We produced three guides for practitioners considering how to provide devices to their digitally excluded residents. These resources provide guidance on upcycling retired devices, sourcing digital devices through device donations and crowdfunding, and lending and gifting digital devices. We also developed a Social Tariffs Toolkit to help frontline practitioners better understand broadband social tariffs so they can signpost residents to the cheaper tariffs available to them. Thank you to Brent, Greenwich, Lambeth, Lewisham, Southwark, Westminster and the West London Alliance for contributing to the development of these resources.

All of this work culminated in LOTI hosting a major digital inclusion conference in June 2022. At that event, we were delighted to announce our partnership with the Good Things Foundation, the UK’s leading digital inclusion charity, to develop a digital inclusion service for London. The aim is to ensure all Londoners can access the device, connectivity and skills they need to get online.

Smarter London

Many London boroughs are interested in exploring how smart city approaches can improve services and outcomes for their residents. Amazing work has gone on over the last year in Westminster and Greenwich, and the boroughs of Croydon, Kingston, Merton, Richmond and Sutton, which are working together on more than 40 use cases as part of the Innovate project. To help capture and share lessons between these boroughs, LOTI produced a Guide to Designing Smart City Projects

Our focus then shifted to helping boroughs use smart city approaches to tackle London’s most existential challenge: climate change. On 16 and 23 May 2022, LOTI and the London Environment Directors’ Network (LEDNet) – the group of borough environment leads – hosted a design sprint to bring environment colleagues together with experts in digital, data, smart cities and behavioural insights. The sprint developed creative solutions in four priority areas: retrofitting buildings to improve energy efficiency; switching more of London to renewable energy; reducing petrol and diesel journeys to tackle transport emissions; and helping London live within the resource limits of our finite world. It resulted in 11 ideas, which we’re shortlisting to take forward in Year 4. 

Where next?

Collaboration is always hard, but the progress outlined above shows the difference that can be made when organisations work together. This year, we’ve been delighted to welcome five new boroughs to the LOTI family – Merton, Redbridge, Richmond and Wandsworth, and Barking and Dagenham – a testament to London local government’s growing appetite to collaborate. 
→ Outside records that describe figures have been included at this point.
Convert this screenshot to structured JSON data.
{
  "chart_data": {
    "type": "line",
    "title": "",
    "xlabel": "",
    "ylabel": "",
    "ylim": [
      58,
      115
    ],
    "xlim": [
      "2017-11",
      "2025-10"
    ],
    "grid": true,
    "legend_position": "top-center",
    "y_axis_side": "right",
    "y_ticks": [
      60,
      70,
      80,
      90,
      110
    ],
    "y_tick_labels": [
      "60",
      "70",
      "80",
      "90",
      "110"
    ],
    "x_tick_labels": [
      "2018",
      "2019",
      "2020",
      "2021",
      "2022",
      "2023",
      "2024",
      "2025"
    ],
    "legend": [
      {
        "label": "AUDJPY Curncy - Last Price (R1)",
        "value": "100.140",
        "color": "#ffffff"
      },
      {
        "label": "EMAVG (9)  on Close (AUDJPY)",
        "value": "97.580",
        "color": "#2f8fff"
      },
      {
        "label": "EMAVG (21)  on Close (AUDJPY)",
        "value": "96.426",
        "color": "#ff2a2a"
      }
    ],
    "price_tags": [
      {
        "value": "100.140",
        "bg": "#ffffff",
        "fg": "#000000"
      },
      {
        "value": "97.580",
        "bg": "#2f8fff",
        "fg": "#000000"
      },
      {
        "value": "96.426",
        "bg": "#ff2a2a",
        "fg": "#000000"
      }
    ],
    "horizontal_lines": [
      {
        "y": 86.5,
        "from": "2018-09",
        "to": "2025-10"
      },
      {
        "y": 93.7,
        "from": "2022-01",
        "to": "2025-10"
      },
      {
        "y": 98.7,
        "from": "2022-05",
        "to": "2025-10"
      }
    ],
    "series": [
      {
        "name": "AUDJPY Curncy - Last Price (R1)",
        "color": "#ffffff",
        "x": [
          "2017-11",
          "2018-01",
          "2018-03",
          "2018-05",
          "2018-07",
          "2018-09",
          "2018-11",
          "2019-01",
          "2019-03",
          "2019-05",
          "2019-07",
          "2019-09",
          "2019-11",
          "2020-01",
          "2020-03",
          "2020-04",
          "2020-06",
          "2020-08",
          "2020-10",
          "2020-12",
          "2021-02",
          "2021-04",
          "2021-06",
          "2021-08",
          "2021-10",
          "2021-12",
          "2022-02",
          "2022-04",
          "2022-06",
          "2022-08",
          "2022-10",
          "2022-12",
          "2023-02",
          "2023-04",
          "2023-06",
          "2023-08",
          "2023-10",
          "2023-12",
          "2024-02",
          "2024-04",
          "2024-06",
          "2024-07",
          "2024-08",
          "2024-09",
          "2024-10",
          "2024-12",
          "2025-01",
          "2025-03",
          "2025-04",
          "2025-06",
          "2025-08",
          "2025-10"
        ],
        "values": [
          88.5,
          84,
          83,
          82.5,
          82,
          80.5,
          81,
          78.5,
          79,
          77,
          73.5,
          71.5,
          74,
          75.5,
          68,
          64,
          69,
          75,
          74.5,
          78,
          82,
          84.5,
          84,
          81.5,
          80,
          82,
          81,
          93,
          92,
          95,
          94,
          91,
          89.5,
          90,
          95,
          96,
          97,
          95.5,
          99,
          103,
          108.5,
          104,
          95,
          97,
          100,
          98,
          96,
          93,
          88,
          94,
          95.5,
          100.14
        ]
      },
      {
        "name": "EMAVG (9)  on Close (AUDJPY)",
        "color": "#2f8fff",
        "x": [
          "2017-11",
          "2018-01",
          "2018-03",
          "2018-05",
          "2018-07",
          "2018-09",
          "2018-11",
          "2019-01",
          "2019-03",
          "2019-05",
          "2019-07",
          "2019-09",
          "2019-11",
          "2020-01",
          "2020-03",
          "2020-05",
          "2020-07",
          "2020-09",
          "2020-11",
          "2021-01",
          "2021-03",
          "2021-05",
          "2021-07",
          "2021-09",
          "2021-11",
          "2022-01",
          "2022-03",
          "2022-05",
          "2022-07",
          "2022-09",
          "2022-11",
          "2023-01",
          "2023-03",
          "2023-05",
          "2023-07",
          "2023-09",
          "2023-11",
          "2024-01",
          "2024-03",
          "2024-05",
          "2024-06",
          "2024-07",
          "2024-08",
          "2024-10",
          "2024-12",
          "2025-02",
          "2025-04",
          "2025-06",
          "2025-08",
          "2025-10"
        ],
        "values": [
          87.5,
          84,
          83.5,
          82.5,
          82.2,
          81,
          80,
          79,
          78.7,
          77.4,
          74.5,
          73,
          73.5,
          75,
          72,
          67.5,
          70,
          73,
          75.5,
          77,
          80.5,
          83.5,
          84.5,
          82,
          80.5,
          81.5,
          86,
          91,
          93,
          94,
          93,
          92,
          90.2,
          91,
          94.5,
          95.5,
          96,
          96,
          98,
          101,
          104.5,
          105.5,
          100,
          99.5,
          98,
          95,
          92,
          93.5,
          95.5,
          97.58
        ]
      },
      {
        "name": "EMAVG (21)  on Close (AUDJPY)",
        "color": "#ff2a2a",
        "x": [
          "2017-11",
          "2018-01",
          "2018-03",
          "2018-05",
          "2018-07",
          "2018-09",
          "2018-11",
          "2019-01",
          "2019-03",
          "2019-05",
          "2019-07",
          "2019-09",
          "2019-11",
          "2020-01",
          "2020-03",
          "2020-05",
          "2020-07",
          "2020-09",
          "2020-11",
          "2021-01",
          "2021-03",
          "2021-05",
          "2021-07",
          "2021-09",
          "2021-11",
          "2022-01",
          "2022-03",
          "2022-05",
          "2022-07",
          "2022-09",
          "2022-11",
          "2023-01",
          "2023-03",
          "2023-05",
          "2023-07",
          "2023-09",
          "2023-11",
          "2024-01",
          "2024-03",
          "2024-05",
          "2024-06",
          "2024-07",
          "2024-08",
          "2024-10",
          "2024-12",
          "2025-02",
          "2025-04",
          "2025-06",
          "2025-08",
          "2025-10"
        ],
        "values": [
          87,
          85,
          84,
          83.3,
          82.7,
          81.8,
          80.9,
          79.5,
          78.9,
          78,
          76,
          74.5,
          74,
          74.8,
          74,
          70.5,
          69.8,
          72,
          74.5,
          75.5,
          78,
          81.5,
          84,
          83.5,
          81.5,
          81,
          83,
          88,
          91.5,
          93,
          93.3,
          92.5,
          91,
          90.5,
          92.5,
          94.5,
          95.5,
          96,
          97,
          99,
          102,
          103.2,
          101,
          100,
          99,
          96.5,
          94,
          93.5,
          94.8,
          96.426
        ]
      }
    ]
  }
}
Much remains to be done. In our fourth year we’ll be focusing heavily on helping boroughs address their digital skills gap; developing new service models in adult social care; and ensuring that the LOTI community has a seat at the table as London seeks to tackle huge, wicked problems from climate change to digital inclusion, and from the cost of living crisis to social care. For more details on our future plans, check out our Year 4 Strategy.

For now, as we celebrate our third birthday, our thanks go to everyone who has been involved in or supported this work. We look forward to working with you in the months and years ahead!